Venus, morning star, sweet potato, I have the silver and you have the gold.—Jean-Michel Basquiat
Basquiat saw the world differently. He had a great grasp of the history of art and visual culture and was brilliant at bringing the past to life in his paintings. His work reminds us of the common chords and resonances of beauty and identity throughout art history. Seeing his painting in dialogue with this ancient Venus sculpture reminds us of the enduring energy and sophistication of his work.—Larry Gagosian
Gagosian is pleased to announce Venus, a pairing of two rarely seen masterpieces from different millennia: Untitled (1982), a significant painting from Jean-Michel Basquiat’s acclaimed Modena series, is shown in dialogue with an Imperial Roman sculpture of the goddess Venus loaned from the Torlonia Collection in Rome, the world’s largest private collection of Roman art. This is Gagosian’s eleventh exhibition dedicated to Basquiat and demonstrates the gallery’s ongoing commitment to the artist’s legacy.
Highlighting how Venus has been a muse across centuries, the exhibition is on view from October 17 at Gagosian’s gallery at 9 rue de Castiglione and offers an uncommon gallery setting for classical and contemporary masterworks in central Paris.
Untitled is one of eight large-scale paintings that Basquiat made in Modena, Italy, in the summer of 1982 at the age of twenty-one. Produced at the invitation of collector and art dealer Emilio Mazzoli for an exhibition that never came to fruition, the works were not shown together until they were reunited last summer at Fondation Beyeler in Riehen/Basel, more than four decades after they were made.
The paintings that comprise the Modena series are some of the most expressive and vivid of Basquiat’s career; ripe with ideas and complexity, they collectively give the impression of an opera with multiple acts. With heavy, dripping brushstrokes and compositions dominated mostly by single figures, the canvases share a fiery, emotional intensity, conveying a dynamic narrative told through the impassioned gestures of the main characters: angel, devil, prophet, miser, farmhand, and Venus. Untitled is the only work from the series to feature a female figure and alludes most directly to classical mythology.
Before his stay in Modena, Basquiat traveled to Rome with Suzanne Mallouk, his girlfriend at the time, whom the artist was known to call “Venus.” The artist’s connections to Mallouk as companion and muse suggest a personal meaning to this work beyond its engagement with Venus as archetype.
Untitled unites Basquiat’s command of color and energetic composition with references to art of the past. Two female figures emerge from passages of vigorously applied teal, yellow, and black paint amid cipher-like marks and numerals. The work recalls Sandro Botticelli’s The Birth of Venus (c. 1485), while the figures’ starkly abstracted features play off the Cubist innovations of Pablo Picasso’s Les Demoiselles d’Avignon (1907), as does the still life of fruit arrayed between them.

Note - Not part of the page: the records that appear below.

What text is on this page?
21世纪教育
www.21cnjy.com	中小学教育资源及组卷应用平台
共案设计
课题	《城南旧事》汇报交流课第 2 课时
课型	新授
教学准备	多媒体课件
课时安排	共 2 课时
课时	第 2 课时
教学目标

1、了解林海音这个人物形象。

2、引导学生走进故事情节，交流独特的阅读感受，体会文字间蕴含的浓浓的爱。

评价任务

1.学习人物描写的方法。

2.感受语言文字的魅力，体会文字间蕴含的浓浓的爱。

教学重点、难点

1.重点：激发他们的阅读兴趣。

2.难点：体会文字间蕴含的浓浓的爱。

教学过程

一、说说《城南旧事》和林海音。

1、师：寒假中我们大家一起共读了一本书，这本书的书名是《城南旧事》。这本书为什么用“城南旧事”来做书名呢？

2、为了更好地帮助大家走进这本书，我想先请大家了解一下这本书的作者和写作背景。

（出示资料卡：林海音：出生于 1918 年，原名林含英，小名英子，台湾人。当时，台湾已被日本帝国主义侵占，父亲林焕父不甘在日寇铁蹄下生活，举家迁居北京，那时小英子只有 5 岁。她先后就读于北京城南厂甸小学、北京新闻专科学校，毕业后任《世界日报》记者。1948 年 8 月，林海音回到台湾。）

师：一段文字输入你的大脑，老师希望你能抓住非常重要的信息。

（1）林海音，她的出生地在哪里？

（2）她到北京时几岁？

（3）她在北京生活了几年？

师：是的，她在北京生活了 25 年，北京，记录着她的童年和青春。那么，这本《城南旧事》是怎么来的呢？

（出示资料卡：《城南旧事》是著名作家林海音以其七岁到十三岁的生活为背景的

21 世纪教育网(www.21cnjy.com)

Gagosian’s exhibition in Paris juxtaposes Basquiat’s painting with a remarkable marble statue of Venus from Imperial Rome, on loan from the Torlonia Collection, Rome, which is considered the most important private collection of Roman art in the world. Through its activity, the foundation aims to preserve and promote this cultural legacy for future generations. Gagosian is proud to embrace Fondazione Torlonia’s mission by supporting the conservation of this sculpture, allowing it to be studied for centuries to come. Holding a robe that drapes around her hips, the elegant standing figure resembles that of the Capitoline Venus—a representation of the goddess that ultimately derives from the work of Praxiteles, the Athenian regarded as the first artist to sculpt a life-size female nude.
Enigmatic American artist Jean-Michel Basquiat was part of a new generation of pop artists coming from the streets of Brooklyn to the institutional art scene in the 1980s. The former street artist’s neo-expressionist paintings and drawings with incorporated textual elements provide biting social commentary and critique on issues of race, class, and identity.